Hypothesis / aims of study
Stress incontinence is reported to occur more commonly in standing than other postures(1), but pelvic floor muscle function is rarely assessed in standing in men after prostatectomy. To better understand the mechanisms of incontinence and recovery after prostatectomy, it is important to investigate the influence of posture (seated vs. standing) on pelvic floor landmark location and displacement caused by contraction of individual pelvic floor muscles in this group.
Study design, materials and methods
Thirty-two men recruited for a randomised controlled trial of the efficacy of the pelvic floor muscle training for prevention and treatment of incontinence after prostatectomy underwent an assessment of pelvic floor anatomy and muscle function with transperineal ultrasound imaging at 2 weeks after prostatectomy. The ultrasound transducer was placed in the mid-sagittal plane of the perineum and optimised to visualize the urethra and five anatomical landmarks. Landmarks included the mid-urethra (related to contraction of the striated urethral sphincter (2)), bulb of the penis (for bulbocavernosus (2)), the ano-rectal junction and urethro-vesical junction (for puborectalis (2)) and the pubic symphysis. Participants were instructed to perform three submaximal pelvic floor muscle contractions (effort of 3 out of 10 on a modified Borg scale) in both supported-sitting with the legs straight on a plinth and in standing. Ultrasound data were recorded in video format.
Two individual ultrasound frames were exported for analysis from the videos at: (i) rest and (ii) peak displacement of peri-urethral landmarks during the submaximal pelvic floor muscle contraction. The dorsoventral (x) coordinates of the mid urethra and penile bulb, and both the dorsoventral and caudocranial (y) coordinates of the anorectal and urethrovesical junctions with respect to the dorsal pole of the pubic symphysis in the ‘rest’ frame provided measures of pelvic floor anatomy at rest. The change in location of each landmark (i.e. displacement in the x, y and combined [vector] direction) between the ‘rest’ and ‘contract’ frames relative to the pubic symphysis provided a measure of pelvic floor muscle contraction.

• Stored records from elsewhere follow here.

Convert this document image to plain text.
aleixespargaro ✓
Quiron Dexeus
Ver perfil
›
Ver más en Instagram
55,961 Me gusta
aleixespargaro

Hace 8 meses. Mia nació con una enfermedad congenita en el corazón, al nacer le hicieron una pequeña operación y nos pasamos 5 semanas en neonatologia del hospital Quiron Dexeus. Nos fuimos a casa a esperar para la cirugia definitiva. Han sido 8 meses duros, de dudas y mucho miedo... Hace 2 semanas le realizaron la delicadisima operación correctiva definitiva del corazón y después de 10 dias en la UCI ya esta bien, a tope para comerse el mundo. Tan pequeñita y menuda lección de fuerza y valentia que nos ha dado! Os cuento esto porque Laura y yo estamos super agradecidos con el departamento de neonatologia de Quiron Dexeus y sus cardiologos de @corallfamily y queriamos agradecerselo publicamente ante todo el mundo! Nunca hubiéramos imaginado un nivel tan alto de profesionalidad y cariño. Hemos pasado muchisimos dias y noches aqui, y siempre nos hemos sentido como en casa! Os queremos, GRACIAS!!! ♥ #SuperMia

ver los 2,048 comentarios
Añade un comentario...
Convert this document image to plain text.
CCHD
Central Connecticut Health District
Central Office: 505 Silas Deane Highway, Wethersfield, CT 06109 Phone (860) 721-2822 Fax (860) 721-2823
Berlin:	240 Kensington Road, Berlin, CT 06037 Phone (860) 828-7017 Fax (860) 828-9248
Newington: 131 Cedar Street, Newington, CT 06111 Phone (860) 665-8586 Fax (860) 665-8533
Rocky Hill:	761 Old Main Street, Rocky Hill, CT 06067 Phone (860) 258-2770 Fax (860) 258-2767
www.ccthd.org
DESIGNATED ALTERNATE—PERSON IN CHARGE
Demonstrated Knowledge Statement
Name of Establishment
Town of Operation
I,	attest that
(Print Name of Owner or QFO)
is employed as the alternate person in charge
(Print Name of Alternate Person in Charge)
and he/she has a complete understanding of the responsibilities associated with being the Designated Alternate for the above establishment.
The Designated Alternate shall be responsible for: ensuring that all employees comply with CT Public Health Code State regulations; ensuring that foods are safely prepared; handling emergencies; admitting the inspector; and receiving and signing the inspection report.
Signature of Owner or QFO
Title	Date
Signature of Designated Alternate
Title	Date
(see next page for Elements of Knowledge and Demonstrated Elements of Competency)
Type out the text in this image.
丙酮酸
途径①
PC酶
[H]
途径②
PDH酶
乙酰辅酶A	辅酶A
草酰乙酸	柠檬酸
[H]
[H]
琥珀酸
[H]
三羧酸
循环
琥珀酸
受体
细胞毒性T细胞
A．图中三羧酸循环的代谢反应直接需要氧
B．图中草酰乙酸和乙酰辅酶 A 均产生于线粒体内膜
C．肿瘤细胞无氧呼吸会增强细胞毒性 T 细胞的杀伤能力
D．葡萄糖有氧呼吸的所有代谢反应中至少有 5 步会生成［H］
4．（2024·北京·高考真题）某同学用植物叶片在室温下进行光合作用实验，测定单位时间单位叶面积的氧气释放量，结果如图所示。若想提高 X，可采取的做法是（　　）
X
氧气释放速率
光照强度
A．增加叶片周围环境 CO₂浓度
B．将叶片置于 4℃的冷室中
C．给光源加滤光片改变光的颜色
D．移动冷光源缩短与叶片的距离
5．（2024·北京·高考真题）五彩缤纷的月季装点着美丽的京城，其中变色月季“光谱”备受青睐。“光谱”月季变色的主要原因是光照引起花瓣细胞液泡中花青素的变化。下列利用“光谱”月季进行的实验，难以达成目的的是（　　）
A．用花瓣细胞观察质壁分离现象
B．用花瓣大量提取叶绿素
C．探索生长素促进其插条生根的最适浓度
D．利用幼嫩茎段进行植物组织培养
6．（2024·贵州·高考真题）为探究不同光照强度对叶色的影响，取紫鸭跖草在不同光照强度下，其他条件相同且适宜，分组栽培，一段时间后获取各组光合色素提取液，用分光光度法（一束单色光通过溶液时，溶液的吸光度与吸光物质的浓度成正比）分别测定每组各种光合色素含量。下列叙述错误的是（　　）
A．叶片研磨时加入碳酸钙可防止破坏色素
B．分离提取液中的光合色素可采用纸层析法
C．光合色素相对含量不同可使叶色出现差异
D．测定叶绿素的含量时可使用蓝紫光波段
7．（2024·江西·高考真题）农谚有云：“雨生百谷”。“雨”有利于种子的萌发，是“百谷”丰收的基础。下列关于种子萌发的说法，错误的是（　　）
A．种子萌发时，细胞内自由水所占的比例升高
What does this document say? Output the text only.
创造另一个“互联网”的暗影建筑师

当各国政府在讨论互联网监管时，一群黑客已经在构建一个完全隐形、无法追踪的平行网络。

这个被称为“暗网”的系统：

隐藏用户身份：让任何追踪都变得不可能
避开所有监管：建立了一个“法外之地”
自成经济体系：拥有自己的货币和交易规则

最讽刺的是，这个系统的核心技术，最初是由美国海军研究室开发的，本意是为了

Repeated measures ANOVAs were used to compare the resting location of each landmark between postures, and also the displacement and vector length of landmarks during contraction between postures, as these measures have been shown to be repeatable and related to continence status after prostatectomy.
Interpretation of results
The results of this study demonstrate differences in urethral, anorectal and bladder neck position and bladder neck motion with contraction between sitting and standing postures in men after prostatectomy. Some results differ from those in a previous analysis of men prior to prostatectomy (3). The more caudal placement of the urethrovesical junction at rest and greater cranial motion with contraction in standing than in sitting could be explained by greater descent as a result of challenge to support the abdominal contents, and then greater potential for movement with contraction from a lower position. The shorter length of the puborectalis muscle (estimated from vector distance to pubic symphysis) in standing is explained by more ventral location of the landmarks, despite their lower position. This is similar to observations of men before prostatectomy(3). Unlike the pre-operative observations, the mid-urethra and penile bulb are more ventral in standing than sitting after prostatectomy. This difference in mechanics is likely to be explained by changes to pelvic support associated with surgery (e.g. excision of the endopelvic fascia and of the puboprostatic ligaments and suturing/scaring).Greater displacement of the UVJ in standing and sitting after, but not before prostatectomy is also most likely explained by differences in mobility related to disruption of bladder and urethral supporting structures during the procedure.